At the same time, Seoul's posture toward North Korea borders on appeasement, compared with the hard line of the US. South Korea is also tilting toward China, the US' potential rival in Asia. And South Koreans are ever more critical of Japan, the US' foremost ally in Asia.

With US military spending soaring because of Iraq, the US$11 billion it had planned to spend on upgrading bases in South Korea could be better spent elsewhere, notably its military base on Guam.

The coming pullout of US troops will be the culmination of a gradual slide that started after the end of the Korean War. When the shooting stopped 53 years ago this month, the US had 326,800 troops in South Korea. By 1960, that had dropped to 55,800. It fell again, to 52,000, when more soldiers were needed in the Vietnam War.

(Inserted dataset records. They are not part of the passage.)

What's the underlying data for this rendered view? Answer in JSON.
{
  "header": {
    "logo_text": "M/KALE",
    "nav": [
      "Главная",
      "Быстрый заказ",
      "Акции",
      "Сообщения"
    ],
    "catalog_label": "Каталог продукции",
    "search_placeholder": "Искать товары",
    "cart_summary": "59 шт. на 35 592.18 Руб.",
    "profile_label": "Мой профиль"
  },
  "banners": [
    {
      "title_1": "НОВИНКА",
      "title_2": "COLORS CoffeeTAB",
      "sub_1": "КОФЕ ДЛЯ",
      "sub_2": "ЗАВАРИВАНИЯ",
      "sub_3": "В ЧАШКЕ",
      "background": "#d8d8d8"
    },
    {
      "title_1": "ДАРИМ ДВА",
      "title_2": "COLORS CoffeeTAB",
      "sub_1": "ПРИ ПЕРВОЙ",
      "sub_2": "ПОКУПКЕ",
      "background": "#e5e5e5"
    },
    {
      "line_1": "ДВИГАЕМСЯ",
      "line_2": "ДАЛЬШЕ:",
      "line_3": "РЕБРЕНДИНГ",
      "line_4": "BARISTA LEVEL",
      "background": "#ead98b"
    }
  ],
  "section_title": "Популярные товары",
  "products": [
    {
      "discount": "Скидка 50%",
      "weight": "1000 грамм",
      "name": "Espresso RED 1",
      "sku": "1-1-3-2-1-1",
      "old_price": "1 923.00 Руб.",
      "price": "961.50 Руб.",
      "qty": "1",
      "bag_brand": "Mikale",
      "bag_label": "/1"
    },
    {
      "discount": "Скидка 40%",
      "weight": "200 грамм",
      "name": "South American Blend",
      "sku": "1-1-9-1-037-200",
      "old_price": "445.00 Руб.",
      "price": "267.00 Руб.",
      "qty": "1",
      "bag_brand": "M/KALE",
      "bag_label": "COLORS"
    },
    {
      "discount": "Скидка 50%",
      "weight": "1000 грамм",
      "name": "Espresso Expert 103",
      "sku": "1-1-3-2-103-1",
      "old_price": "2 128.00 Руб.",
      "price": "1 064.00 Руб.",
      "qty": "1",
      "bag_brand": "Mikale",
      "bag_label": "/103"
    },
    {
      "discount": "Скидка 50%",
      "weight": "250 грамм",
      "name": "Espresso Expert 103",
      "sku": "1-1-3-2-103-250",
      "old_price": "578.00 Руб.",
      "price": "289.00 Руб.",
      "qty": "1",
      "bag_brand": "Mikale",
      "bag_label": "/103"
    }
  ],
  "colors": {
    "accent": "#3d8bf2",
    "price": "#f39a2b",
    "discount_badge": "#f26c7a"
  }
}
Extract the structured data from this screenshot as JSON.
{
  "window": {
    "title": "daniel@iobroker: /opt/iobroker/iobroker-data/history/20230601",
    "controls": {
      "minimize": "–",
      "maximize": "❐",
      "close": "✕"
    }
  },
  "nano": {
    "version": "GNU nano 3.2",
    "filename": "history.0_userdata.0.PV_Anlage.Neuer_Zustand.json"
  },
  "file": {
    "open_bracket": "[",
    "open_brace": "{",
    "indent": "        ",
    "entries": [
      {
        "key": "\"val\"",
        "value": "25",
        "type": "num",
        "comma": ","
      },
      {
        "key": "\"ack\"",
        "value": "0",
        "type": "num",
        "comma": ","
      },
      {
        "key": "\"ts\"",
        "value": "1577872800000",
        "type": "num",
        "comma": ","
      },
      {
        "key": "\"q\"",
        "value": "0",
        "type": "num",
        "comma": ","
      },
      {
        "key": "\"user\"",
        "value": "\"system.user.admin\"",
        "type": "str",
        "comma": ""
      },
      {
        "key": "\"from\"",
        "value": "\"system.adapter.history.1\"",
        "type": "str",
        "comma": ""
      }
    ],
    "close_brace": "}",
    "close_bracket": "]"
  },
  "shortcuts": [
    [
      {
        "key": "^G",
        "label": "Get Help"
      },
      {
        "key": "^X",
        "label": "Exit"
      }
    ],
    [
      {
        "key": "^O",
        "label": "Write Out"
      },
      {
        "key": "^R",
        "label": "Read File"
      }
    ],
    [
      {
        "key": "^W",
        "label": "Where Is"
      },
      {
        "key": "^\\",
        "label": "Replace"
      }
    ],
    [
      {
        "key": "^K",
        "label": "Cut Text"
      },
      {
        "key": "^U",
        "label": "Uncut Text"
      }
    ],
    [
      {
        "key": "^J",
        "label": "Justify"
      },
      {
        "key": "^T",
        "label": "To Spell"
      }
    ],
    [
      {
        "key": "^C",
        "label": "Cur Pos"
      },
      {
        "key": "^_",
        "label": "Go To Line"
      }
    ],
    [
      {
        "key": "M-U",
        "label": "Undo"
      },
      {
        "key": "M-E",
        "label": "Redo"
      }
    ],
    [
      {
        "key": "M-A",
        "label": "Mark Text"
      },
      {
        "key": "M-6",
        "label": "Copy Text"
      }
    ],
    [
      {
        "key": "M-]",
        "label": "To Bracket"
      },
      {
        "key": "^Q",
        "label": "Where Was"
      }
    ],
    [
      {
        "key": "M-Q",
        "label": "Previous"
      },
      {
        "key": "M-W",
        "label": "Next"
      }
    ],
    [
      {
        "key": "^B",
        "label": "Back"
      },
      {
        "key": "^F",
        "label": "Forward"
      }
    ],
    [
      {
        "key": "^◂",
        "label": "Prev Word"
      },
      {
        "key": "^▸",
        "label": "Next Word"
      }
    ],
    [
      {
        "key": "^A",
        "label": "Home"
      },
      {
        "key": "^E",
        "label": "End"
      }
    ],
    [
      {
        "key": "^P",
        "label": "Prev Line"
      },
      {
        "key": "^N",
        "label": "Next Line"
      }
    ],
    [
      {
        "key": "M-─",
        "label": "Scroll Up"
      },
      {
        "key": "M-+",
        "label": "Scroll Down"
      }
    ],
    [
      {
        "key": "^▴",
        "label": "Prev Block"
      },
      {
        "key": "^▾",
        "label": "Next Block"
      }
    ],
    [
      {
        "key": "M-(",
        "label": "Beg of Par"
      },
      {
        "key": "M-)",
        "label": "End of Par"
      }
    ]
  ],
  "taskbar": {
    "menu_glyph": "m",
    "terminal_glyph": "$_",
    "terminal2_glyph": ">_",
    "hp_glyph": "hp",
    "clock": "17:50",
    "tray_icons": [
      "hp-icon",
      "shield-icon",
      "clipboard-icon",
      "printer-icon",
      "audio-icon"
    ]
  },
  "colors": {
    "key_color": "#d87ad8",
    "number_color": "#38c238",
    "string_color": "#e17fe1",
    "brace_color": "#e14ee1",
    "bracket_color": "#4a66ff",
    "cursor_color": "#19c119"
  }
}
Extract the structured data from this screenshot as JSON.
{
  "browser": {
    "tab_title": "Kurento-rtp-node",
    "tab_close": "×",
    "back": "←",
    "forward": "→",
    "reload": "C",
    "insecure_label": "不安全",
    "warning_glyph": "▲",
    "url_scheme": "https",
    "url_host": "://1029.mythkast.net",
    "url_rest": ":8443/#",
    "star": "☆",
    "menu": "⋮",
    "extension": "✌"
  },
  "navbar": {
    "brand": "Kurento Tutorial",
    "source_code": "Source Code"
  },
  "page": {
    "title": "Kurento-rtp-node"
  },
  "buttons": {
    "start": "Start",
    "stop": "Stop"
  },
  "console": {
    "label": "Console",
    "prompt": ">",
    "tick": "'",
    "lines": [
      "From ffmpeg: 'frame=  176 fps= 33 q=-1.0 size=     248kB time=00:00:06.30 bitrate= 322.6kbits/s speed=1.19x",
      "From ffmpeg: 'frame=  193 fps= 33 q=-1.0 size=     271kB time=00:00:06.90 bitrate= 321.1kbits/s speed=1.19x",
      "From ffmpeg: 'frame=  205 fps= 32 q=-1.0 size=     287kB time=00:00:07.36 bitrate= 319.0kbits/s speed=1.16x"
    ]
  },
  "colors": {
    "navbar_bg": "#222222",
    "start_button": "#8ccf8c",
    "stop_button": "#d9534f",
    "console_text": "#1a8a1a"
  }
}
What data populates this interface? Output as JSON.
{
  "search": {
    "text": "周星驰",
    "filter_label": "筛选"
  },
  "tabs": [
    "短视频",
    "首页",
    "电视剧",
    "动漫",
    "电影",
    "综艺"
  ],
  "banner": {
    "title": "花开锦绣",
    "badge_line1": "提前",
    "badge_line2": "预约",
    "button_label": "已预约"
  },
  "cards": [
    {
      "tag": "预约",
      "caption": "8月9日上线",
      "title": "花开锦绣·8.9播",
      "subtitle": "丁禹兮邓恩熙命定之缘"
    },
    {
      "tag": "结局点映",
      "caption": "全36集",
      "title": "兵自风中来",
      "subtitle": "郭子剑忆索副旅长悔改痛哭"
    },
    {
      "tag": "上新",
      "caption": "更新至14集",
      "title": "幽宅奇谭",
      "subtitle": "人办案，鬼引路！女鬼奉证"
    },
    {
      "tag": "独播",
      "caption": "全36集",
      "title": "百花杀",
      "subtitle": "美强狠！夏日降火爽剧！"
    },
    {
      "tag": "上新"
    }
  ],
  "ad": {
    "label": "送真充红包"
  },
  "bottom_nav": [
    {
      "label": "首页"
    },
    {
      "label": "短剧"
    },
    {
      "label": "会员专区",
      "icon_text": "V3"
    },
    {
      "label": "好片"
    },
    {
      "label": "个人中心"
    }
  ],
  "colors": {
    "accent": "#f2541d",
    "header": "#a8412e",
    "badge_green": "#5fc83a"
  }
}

The late president Park Chung-hee said in 1975 that in five years South Korea would no longer need US ground forces to help defend his country.

US president Jimmy Carter said in 1977 that US ground forces would be withdrawn in five years but ran into so much opposition from the Pentagon, Congress, South Korea and Japan that he dropped the plan.

Even so, the decline continued. US Secretary of Defense Donald Rumsfeld wanted to bring the force down from 37,500 to 25,000 by the end of last year to make more units available for duty elsewhere. He was persuaded by South Korean military leaders, many of whom have been at odds with Roh, to hold that off until 2008.

Now, a combination of slipping US Army readiness, US distrust of the South Korean government, Seoul's attempts to veto US deployments from South Korea, disagreements over command structure, South Korean restrictions on US training and arguments over US bases being returned to South Korean control seem to have added impetus to US plans to withdraw.

On readiness, the senior Democrat on the House Armed Services Committee, Representative Ike Skelton, wrote to US President George W. Bush last week lamenting that "Army briefing charts show two-thirds of the brigade combat teams in our operating force are unready."